Abstract
Stochastic parameterizations are used in numerical weather prediction
and climate modeling to help capture the uncertainty in the simulations
and improve their statistical properties. Convergence issues can arise
when time integration methods originally developed for deterministic
differential equations are applied naively to stochastic problems.
(Hodyss et al 2013, 2014) demonstrated that a correction term to various
deterministic numerical schemes, known in stochastic analysis as the Itô
correction, can help improve solution accuracy and ensure convergence to
the physically relevant solution without substantial computational
overhead. The usual formulation of the Itô correction is valid only when
the stochasticity is represented by white noise. In this study, a
generalized formulation of the Itô correction is derived for noises of
any color. It is applied to a test problem described by an
advection-diffusion equation forced with a spectrum of fast processes.

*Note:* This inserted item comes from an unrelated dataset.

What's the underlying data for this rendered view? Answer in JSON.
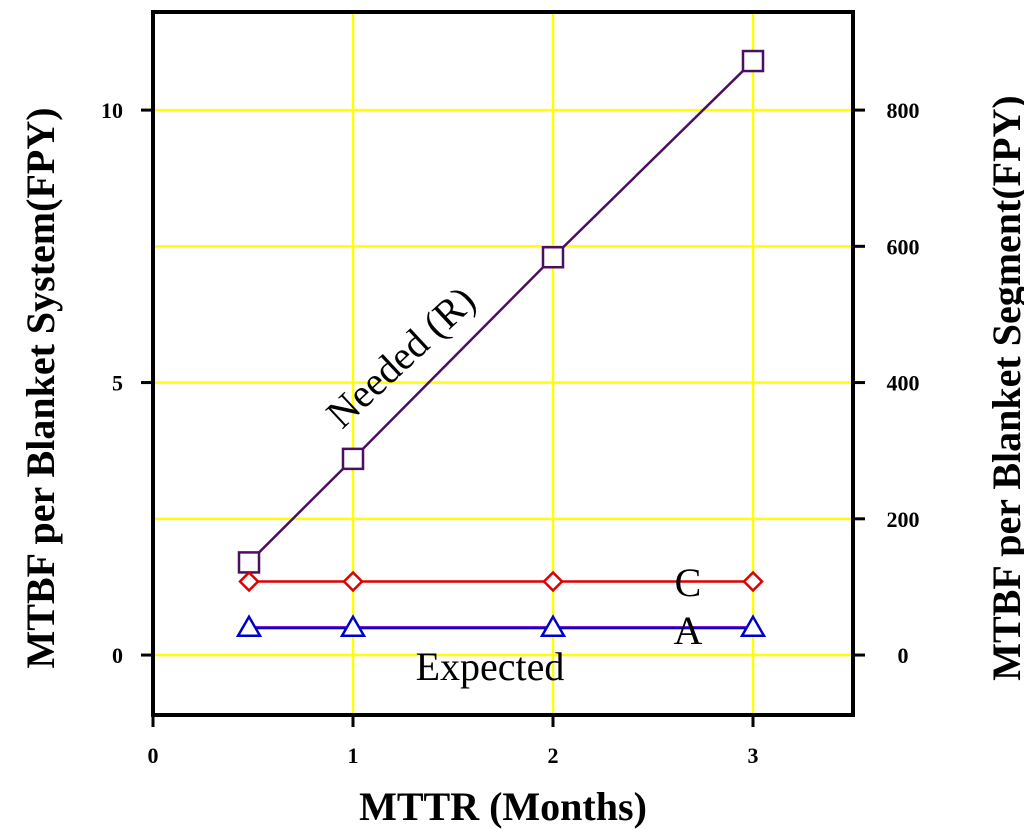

We present numerical results for cases with both constant and spatially
varying advection velocities to show that, for the same time step sizes,
the introduction of the generalized Itô correction helps to
substantially reduce time integration error and significantly improve
the convergence rate of the numerical solutions when the forcing term in
the governing equation is rough (fast varying); alternatively, for the
same target accuracy, the generalized Itô correction allows for the use
of significantly longer time steps and hence helps to reduce the
computational cost of the numerical simulation.